Indriyatno Banyumurti, Direktur Eksekutif ICT Watch menyebutkan Edukasi literasi digital harus
menyasar berbagai kelompok di masyarakat dengan pendakatan yang lebih praktis. Tidak hanya dengan metode edukasi konvensional seperti kelas pelatihan, seminar dan sebagainya, tetapi juga harus dapat disampaikan oleh siapapun dan kapanpun.

“Pendekatan komunikasi antarpribadi
atau KAP membuka kemungkinan bagi setiap orang untuk mampu menyampaikan pesan-pesan
edukasi literasi digital dalam berbagai kesempatan dengan cara menyenangkan,” ujarnya.

Dalam sesi diskusi panel, Rizki Ameliah, Koordinator Literasi Digital dari Kemkominfo
menyatakan bahwa pemerintah tidak bisa bekerja sendirian di tengah derasnya gempuran hoaks.
Penanganan bersama terbukti merupakan cara yang tepat untuk mengatasi sebaran hoaks di
masyarakat.

Pelayan Publik Kemenkes. Beliau menyampaikan betapa hoaks kesehatan sangat penting untuk
ditangani dalam bentuk kolaborasi. Hoaks dalam jangka panjang akan berdampak pada capaian
program kesehatan dan status kesehatan masyarakat.

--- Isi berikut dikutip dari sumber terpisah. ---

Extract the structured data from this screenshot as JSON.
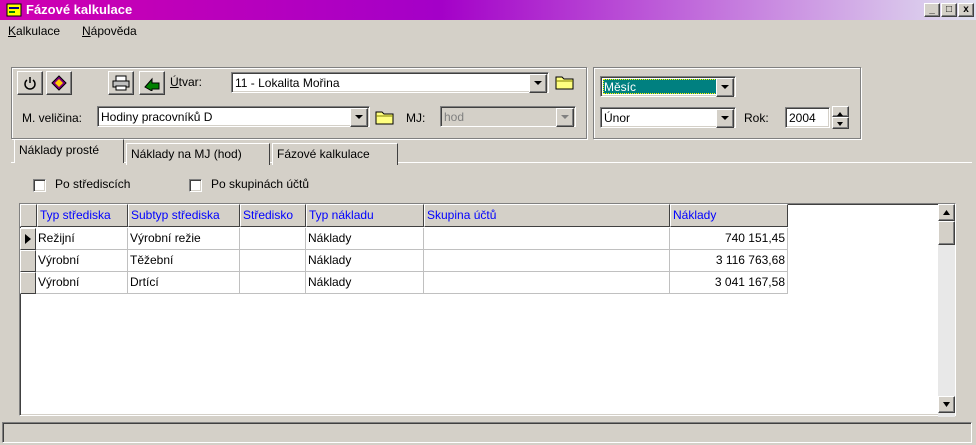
{
  "window": {
    "title": "Fázové kalkulace"
  },
  "menu": {
    "items": [
      {
        "label_u": "K",
        "label_rest": "alkulace"
      },
      {
        "label_u": "N",
        "label_rest": "ápověda"
      }
    ]
  },
  "toolbar": {
    "utvar_label_u": "Ú",
    "utvar_label_rest": "tvar:",
    "utvar_value": "11 - Lokalita Mořina",
    "mveliciny_label": "M. veličina:",
    "mveliciny_value": "Hodiny pracovníků D",
    "mj_label": "MJ:",
    "mj_value": "hod"
  },
  "period": {
    "type_value": "Měsíc",
    "month_value": "Únor",
    "year_label": "Rok:",
    "year_value": "2004"
  },
  "tabs": [
    {
      "label": "Náklady prosté"
    },
    {
      "label": "Náklady na MJ (hod)"
    },
    {
      "label": "Fázové kalkulace"
    }
  ],
  "filters": {
    "po_strediscich": "Po střediscích",
    "po_skupinach": "Po skupinách účtů"
  },
  "grid": {
    "columns": [
      "Typ střediska",
      "Subtyp střediska",
      "Středisko",
      "Typ nákladu",
      "Skupina účtů",
      "Náklady"
    ],
    "rows": [
      [
        "Režijní",
        "Výrobní režie",
        "",
        "Náklady",
        "",
        "740 151,45"
      ],
      [
        "Výrobní",
        "Těžební",
        "",
        "Náklady",
        "",
        "3 116 763,68"
      ],
      [
        "Výrobní",
        "Drtící",
        "",
        "Náklady",
        "",
        "3 041 167,58"
      ]
    ]
  },
  "icons": [
    "app-icon",
    "power-icon",
    "book-icon",
    "printer-icon",
    "export-arrow-icon",
    "folder-icon",
    "spin-up-icon",
    "spin-down-icon"
  ],
  "colors": {
    "title_start": "#d000b0",
    "title_mid": "#a400c8",
    "header_text": "#0000ff",
    "selected_period_bg": "#008080"
  }
}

Ia juga menyampaikan pentingnya memberdayakan kaum perempuan yang punya peran besar dalam menjaga kesehatan keluarganya.

Profil Mafindo

Mafindo adalah komunitas anti-hoaks yang resmi menjadi lembaga nirlaba yang sah secara hukum pada tahun 2016.

Saat ini, Mafindo memiliki lebih dari 95.000 anggota, 500 relawan, dan 40 cabang di berbagai penjuru Indonesia. Mafindo melakukan berbagai upaya penanganan hoaks, antara lain hoax busting, edukasi publik, advokasi, membangun teknologi anti-hoaks, penelitian/riset, dan sebagainya.